Dutch PM woos right-wing voters
January 23, 2017Dutch Prime Minister Mark Rutte sought to attract voters away from right-wing lawmaker Geert Wilders, whose anti-immigration party is ahead in the polls ahead of March 15 national elections.
In an open letter published in several newspapers and on his center People's Party for Freedom and Demcoracy (VVD), Rutte presented the VVD as a champion of the status quo and stability. But Rutte also sought to address the concerns of voters drawn by Wilders and his Party for Freedom (PVV), known for its stances against migration, the EU and Islam.
"Those people who refuse to adapt, and criticize our values" should "act normally or leave," Rutte wrote. He said he understood how "people think: 'if you so fundamentally reject this country then I'd prefer it if you leave.'"
"In fact I have that feeling, too," he said, citing examples of such anti-social behavior like "harassing homosexuals, jeering at women in short skirts and labeling ordinary Dutch people as racists."
But without mentioning Wilders or his PVV, Rutte wrote that "the solution is not to lump everyone in the same bag, to insult or expel whole groups from our country."
Rutte's letter, directed at the "silent majority," also drew attention to "abnormal" behavior in other areas - from littering in public to abusing officials like train conductors or simply loitering in large groups.
Wilders's PVV to become strongest single party?
Wilders has called for banning the Quran, closing mosques, stopping immigration and withdrawing the Netherlands from the EU. A court convicted Wilders last month of insulting and inciting discrimination against Moroccans. He is appealing the conviction.
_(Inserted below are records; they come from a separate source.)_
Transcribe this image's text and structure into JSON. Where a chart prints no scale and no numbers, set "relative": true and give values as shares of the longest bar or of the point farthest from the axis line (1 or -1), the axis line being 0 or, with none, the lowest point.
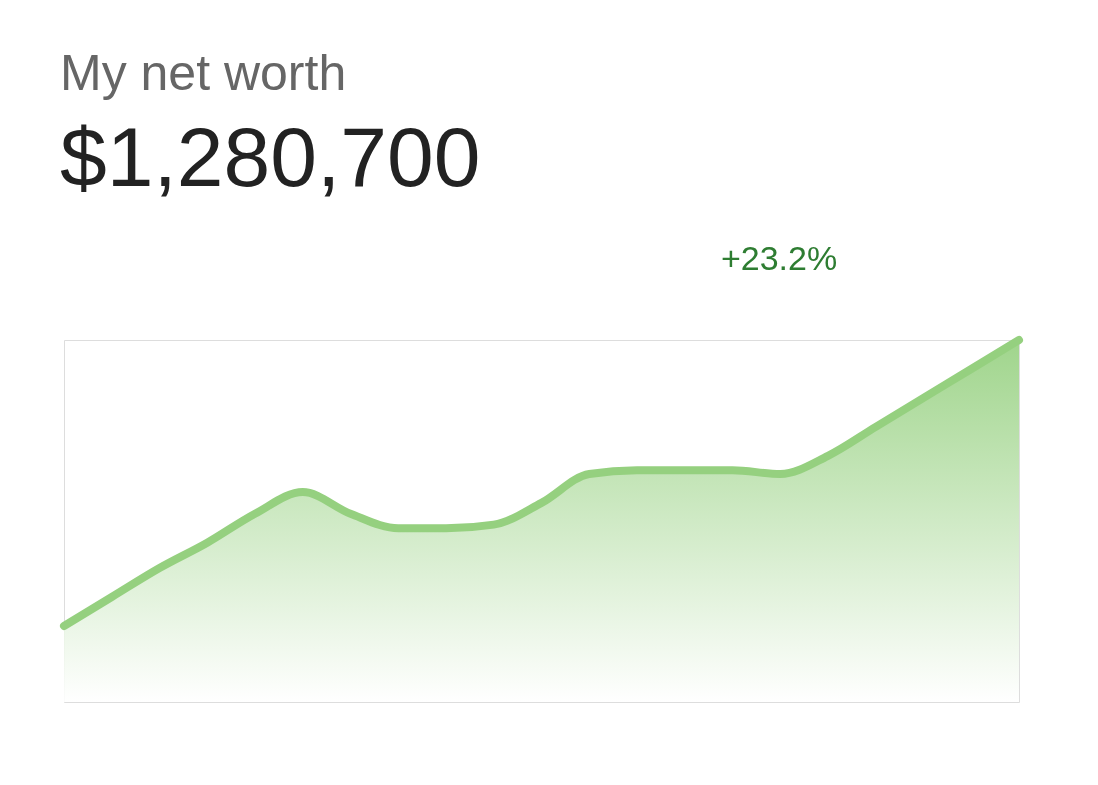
{
  "chart_data": {
    "type": "area",
    "title": "My net worth",
    "subtitle": "$1,280,700",
    "annotations": [
      "+23.2%"
    ],
    "relative": true,
    "categories": [
      null,
      null,
      null,
      null,
      null,
      null,
      null,
      null,
      null,
      null,
      null,
      null,
      null,
      null,
      null,
      null,
      null,
      null,
      null,
      null,
      null
    ],
    "series": [
      {
        "color": "#95d07f",
        "values": [
          0.21,
          0.29,
          0.37,
          0.44,
          0.52,
          0.58,
          0.52,
          0.48,
          0.48,
          0.49,
          0.55,
          0.63,
          0.64,
          0.64,
          0.64,
          0.63,
          0.68,
          0.76,
          0.84,
          0.92,
          1.0
        ]
      }
    ]
  }
}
Polls give Wilders a shrinking but substantial lead over Rutte, who has headed two coalition governments and steered the country's economy through the eurozone crisis. In a boost to Rutte, last week the state statistics office announced unemployment the biggest drop in unemployment in a decade. But as elsewhere in Europe, an influx of immigrants to the continent has boosted populist parties.
On Monday, Wilders called Rutte "the man of open borders, the asylum tsunami, mass immigration, Islamization, lies and deception."
Even if Wilders' party comes ahead in the March elections, he is not projected to win an outright majority. All the major mainstream parties have said they would not form a coalition government with the PVV.
The most likely scenario is a coalition government led by Rutte with as many as five parties and Wilders' PVV leading the opposition in parliament.
The vote in the Netherlands is being watched closely ahead of presidential elections in France in April and national elections in Germany in September, with anti-immigration and populist parties looking to change the political landscape.
They have been given a boost by the Brexit vote and US President Donald Trump's election. Joining populist leaders from France, Germany, Austria and Italy over the weekend, Wilders said this year would be "the year of the people ... the year of liberation, the year of the patriotic spring."